La mayor parte de los espectadores y la totalidad de los críticos vieron en Showgirls una película muy mala llena de escenas absurdas y diálogos ridículos. Se llevó un montón de razzies y todavía se pasa como cult-movie para echar una risas y gritar, pero, ¿y si más allá de la estrategia camp, toda aquella estupidez, toda aquella exageración del narcisismo corporal, el dinero de mal gusto y el sexo más banal era intencional? ¿Escondía Showgirls una diatriba cruel muy sutil, muy bien pensada contra el gusto del americano más arquetípico: cerveza, neón y topless? Y si era intencional, ¿se trataba de una broma abierta, una parodia perfecta, acaso una obra de arte fenomenal? Si era una broma, a los productores no debió hacerles mucha gracia (costó cerca de 45 millones de dólares), si era una parodia le salió en verdad perfecta (léase, “cerrada”) y si era una obra de arte del séptimo arte (y hay detalles de diseño y de producción que ya le hubiera gustado filmar a Murnau o a Fritz Lang), la película remite maravillosamente a la estética de lo pulido de la que habla el exitoso filósofo surcoreano Byung-Chul Han, a propósito de la obra de Jeff Koons.

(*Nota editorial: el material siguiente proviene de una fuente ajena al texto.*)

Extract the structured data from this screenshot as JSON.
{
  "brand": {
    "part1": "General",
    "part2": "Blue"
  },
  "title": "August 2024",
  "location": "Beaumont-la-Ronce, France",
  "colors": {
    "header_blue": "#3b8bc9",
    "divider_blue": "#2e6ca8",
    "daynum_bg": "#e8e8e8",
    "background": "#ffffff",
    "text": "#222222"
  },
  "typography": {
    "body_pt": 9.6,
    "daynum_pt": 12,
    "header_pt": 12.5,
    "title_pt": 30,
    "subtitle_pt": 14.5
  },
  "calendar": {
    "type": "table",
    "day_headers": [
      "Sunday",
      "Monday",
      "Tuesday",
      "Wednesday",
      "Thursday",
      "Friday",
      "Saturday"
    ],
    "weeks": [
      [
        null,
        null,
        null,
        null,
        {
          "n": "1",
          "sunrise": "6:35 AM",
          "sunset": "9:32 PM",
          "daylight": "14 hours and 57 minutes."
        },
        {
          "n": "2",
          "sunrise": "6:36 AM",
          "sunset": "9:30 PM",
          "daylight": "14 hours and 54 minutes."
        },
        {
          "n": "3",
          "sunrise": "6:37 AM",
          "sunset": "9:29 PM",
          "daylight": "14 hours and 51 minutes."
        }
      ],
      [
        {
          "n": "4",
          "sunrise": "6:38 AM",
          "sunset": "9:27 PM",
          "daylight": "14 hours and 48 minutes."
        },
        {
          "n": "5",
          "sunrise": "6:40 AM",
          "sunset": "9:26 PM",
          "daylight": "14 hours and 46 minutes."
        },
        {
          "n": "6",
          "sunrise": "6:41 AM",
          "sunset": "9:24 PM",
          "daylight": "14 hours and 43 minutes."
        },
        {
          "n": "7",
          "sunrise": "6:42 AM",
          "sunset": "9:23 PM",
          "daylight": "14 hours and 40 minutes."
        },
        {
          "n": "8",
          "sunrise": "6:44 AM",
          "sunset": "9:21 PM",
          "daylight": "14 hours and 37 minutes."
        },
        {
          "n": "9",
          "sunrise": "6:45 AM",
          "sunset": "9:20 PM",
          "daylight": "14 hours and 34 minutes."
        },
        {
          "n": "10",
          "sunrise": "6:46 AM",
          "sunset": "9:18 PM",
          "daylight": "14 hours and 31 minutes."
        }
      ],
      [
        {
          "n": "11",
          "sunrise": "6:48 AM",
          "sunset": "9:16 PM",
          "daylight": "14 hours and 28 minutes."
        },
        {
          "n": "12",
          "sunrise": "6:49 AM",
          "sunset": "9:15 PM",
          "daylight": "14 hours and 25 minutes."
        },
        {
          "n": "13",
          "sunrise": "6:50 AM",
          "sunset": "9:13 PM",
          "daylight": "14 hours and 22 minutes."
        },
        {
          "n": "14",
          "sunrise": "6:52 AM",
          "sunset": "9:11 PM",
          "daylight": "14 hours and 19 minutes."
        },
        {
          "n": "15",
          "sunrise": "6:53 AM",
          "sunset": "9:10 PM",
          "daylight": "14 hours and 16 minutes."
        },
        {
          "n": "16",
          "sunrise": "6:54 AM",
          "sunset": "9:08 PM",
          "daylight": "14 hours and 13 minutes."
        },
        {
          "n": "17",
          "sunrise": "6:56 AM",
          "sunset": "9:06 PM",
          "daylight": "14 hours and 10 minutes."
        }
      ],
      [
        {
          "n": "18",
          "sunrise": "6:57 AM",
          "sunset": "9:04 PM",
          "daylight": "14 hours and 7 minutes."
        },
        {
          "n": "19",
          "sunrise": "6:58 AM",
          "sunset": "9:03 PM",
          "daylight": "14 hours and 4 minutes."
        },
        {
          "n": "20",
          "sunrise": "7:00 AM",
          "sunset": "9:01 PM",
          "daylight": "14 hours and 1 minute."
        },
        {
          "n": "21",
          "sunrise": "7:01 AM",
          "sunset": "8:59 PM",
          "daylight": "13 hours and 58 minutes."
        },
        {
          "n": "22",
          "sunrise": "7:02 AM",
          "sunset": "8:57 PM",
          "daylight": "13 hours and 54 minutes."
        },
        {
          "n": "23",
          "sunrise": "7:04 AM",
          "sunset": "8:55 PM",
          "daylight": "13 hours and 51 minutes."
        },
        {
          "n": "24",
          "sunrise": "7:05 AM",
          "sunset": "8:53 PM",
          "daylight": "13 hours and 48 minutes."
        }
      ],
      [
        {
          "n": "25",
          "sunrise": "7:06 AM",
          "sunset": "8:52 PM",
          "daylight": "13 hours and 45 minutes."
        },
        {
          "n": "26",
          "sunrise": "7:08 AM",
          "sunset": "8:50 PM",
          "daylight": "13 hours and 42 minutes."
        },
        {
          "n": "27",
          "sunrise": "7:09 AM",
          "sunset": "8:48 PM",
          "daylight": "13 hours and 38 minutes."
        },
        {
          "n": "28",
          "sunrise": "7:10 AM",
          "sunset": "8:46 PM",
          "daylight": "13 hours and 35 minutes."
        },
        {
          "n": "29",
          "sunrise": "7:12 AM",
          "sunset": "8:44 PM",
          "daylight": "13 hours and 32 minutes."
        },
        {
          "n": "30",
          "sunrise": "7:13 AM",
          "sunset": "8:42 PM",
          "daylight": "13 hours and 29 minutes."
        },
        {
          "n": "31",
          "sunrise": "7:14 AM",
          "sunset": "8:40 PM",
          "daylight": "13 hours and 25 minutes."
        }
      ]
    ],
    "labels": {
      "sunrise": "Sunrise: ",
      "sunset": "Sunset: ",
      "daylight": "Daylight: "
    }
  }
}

A algunos, siempre sensibles a la juventud y a la belleza, nos dio mucha lástima el cruel destino de la chica de Saved by the Bell; inmolada en nombre de la erótica de la rentabilidad, fue vapuleada por la crítica. Paul Verhoeven siempre fue un director provocativo, protegido (o sobreprotegido) por esa ambigüedad típicamente posmoderna y por ello este documental abierto y acertado no termina, “no puede terminar”, de juzgar.
You don’t Nomi: no me conoces y ya nadie nos puede presentar.
Hermosos: bríos de los durísimos personajes femeninos de Verhoeven (véase Elle).
Malditas: miradas y disfrutes fascistas de Instinto básico.